Recently, though, I got to class and the DvD for the week was missing. Faced with a roomful of staring kids who were moments away from stampeding back to Coffee Hour,  I said "I know! We'll pop in a random episode and you'll tell me what the spiritual message is!" In the episode, SpongeBob drew a little squiggle with a magic pencil, which quickly became a Zombie  2-dimensional SpongeBob wreaking havoc all over Bikini Bottom. Horrified at what he's wrought, it become SpongeBob's job to capture and erase the squiggle before it does any permanent damage.

All of which is a very, very long way to say that even SpongeBob, and the kids in my class, know that a lie can careen out of the liar's control and do terrible collateral damage.  Which is why I'm so pissed off to read columnist Kathleen Pender's piece in the San Francisco Chronicle today about how, exactly, U.S. corporations like GE and Cisco avoid paying a penny of tax to the federal government, even when they're raking in billions of dollars in profits. It involves a shell game of hiding profits offshore, using techniques like "the double Irish" and "the Dutch sandwich" (mmm, lunch.)

 In 2004, the government gave major corporations a one-time tax holiday to repatriate their foreign profits at an effective tax rate of 5.25% (which ended up being closer to 3.7% after foreign tax credits.) The idea was that these cut-rate foreign profits would be used by the companies to boost investments in R&D and training in the US and create jobs. But a study from National Bureau of Economic Research found that not only did that NOT happen, but that "a $1 increase in repatriations was associated with an increase of almost $1 in payouts to shareholders." Furthermore, as Pender reports, "A report by the Center on Budget and Policy Priorities said that companies including Hewlett-Packard, Pfizer, Ford, Merck and Honeywell announced large layoffs shortly after repatriating funds."

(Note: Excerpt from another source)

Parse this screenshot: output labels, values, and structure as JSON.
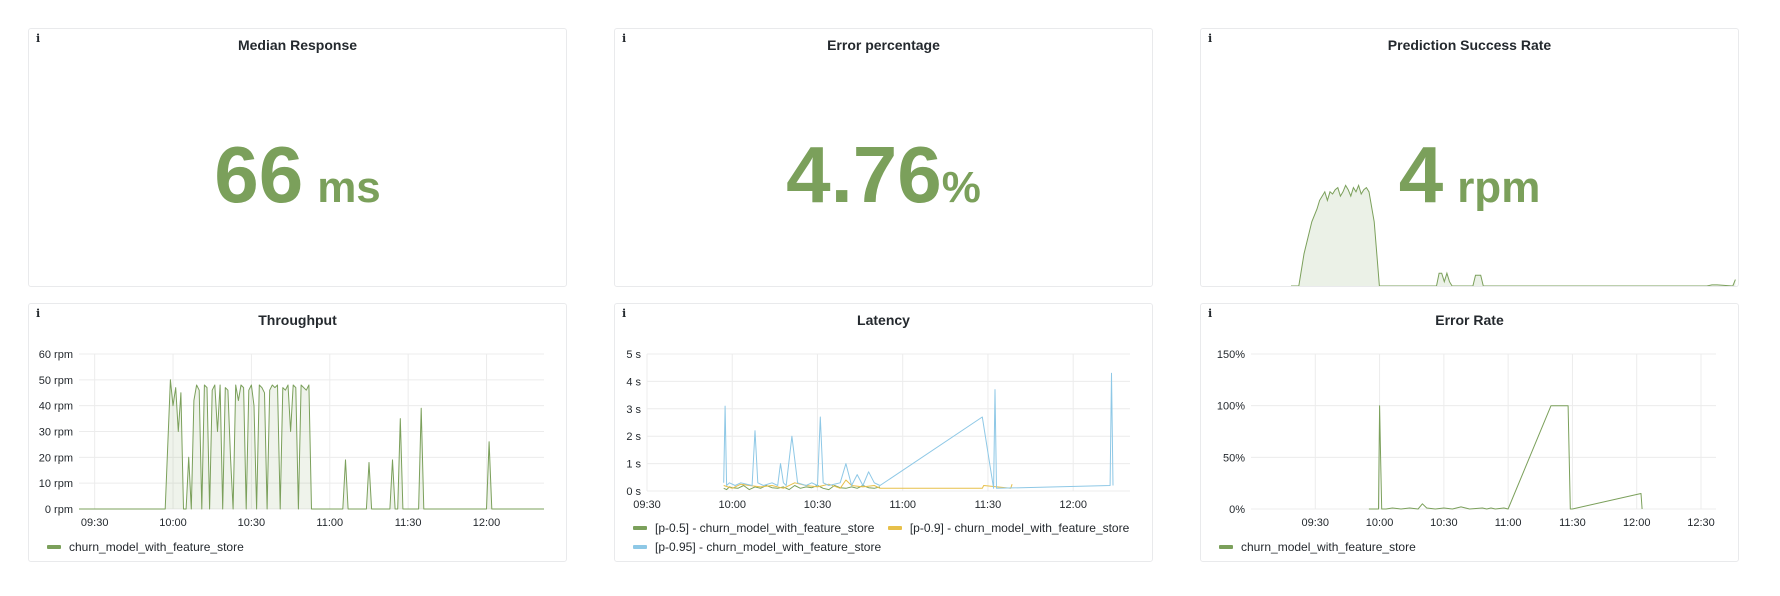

In short, these corporations are lying about their obligations, and getting away with it. Love they neighbor (and pay your fair share) be damned.

Guess what? My biggest client is a UK-based publishing company that pays me in British pounds. As such, they are not required to file a W-9 for me; it's up to me alone to report that income to the US government and pay taxes on it. 

It would be easy for me to not do that, and personally lucrative. Instead I track every penny of those payments, report them to the government, and pay taxes on them. You know why? Because I find it exhausting to even contemplate the web of self-delusion it would take to convince myself that doing the wrong thing is right.* I know these corporations may seem faceless, but there are actual human beings running them. 

How they sleep at night is a Holy Mystery, perhaps even beyond SpongeBob's ken.

*Yes, I recently wrote about the white lies I tell my kids. And now they know it's not the cleaning man's fault their things are missing, and I'm paying big time.

1 comment:

  1. Nancy
    I love the use of Sponge Bob as a character for moral teaching. Definitely more suitable than the goings on of Sodom and Gamora (sp?) or the misery of Job!
    By the way, those corporate "people" don't sleep well at night, at least not without large volumes of alcohol and other pharmaceuticals. They get paid very well to compensate them for the misery they cause and years taken off their life from having to carry such a burden.
    Glad you were inspired to blog today.